Molly rubbed her wet eyes on her sleeve. When her face came away from the fabric, she looked slightly less miserable. “You know—I don’t exactly believe what you said, but I’d like to. I want to. Perhaps—I
need
to.”

Nora didn’t show up that morning with breakfast. Nobody did. Molly and I sat and waited. We got hungry. We played a game of checkers and tried not to think about muffins. Friend roamed around mewing. He’d gotten used to his sardines.

At last Molly’s belly growled so loud I could hear it. “Oh my!” she said. Her cheeks turned pink. “Excuse me.”

“No problem,” I said. “I’m starving too. My stomach feels like it’s been scraped out like a jack-o’-lantern.”

“Mine feels like a cave,” said Molly miserably. She pushed away the checkerboard. “Come on!” She headed for the bathroom.
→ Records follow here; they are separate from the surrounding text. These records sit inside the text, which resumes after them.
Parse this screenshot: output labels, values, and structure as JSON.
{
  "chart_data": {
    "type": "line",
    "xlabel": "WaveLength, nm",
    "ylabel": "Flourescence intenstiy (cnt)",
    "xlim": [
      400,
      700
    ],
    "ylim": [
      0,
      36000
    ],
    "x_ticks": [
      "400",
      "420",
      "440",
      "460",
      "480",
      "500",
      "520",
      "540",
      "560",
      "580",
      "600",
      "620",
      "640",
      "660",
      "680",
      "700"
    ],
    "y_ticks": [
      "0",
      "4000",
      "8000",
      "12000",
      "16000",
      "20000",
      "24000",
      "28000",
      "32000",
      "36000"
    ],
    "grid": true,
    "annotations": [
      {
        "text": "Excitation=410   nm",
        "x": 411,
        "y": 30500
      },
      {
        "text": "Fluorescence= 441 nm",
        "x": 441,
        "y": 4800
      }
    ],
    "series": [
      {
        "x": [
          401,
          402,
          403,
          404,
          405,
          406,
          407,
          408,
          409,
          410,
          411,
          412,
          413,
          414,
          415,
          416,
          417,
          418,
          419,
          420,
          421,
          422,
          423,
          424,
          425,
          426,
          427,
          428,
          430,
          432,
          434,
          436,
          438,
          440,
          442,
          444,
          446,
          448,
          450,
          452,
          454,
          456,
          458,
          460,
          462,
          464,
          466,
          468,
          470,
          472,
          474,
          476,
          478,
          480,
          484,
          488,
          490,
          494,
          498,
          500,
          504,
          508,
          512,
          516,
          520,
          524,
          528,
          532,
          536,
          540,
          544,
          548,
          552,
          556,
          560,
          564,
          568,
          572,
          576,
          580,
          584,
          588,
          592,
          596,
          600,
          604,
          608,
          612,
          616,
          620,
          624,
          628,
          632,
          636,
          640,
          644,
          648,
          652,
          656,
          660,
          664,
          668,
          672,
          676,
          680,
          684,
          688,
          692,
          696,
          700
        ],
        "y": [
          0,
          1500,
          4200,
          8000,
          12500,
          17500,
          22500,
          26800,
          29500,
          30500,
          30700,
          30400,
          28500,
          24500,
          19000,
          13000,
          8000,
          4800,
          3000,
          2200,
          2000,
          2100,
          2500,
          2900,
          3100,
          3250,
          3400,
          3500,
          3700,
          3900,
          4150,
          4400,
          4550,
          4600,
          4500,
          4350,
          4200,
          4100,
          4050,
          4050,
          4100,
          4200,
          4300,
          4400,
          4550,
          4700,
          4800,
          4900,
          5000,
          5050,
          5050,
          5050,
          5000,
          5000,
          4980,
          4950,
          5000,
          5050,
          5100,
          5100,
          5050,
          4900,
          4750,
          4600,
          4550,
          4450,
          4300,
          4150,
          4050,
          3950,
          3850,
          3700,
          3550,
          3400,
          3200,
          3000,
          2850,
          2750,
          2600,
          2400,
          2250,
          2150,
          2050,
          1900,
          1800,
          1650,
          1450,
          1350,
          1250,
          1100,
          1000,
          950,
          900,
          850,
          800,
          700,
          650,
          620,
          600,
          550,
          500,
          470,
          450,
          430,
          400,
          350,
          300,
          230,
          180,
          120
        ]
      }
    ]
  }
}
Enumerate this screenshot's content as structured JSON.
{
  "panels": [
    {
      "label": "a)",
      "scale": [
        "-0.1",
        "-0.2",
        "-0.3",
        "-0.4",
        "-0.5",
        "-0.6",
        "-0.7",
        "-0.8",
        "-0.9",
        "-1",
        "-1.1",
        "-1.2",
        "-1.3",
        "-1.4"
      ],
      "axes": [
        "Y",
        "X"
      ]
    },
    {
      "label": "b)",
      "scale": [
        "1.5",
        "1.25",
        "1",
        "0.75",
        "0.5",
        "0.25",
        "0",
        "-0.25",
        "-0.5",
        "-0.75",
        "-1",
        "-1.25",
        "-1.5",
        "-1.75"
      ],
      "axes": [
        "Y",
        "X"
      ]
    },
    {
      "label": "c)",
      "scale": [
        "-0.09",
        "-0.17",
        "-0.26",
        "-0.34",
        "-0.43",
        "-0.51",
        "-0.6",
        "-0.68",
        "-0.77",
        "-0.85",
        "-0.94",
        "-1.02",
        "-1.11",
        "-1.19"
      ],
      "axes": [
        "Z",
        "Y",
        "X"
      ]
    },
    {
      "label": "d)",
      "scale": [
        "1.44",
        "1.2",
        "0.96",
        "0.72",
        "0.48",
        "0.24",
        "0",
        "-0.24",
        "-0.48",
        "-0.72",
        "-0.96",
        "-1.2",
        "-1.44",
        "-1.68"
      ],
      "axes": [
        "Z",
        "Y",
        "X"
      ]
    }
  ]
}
We made our way down the fire escape, carefully because we were feeling so faint. But at the bottom, instead of heading to the alley or the basement, Molly turned sharply and walked up the path to the front of the hotel, right around the side of the building to the main drive. I followed her as she marched in through the double doors.

I hung back by the piano as Molly went up to the reception desk and rang the brass bell. I had no idea what to expect. “Papa!” she called. “Is my father here? McGhee!”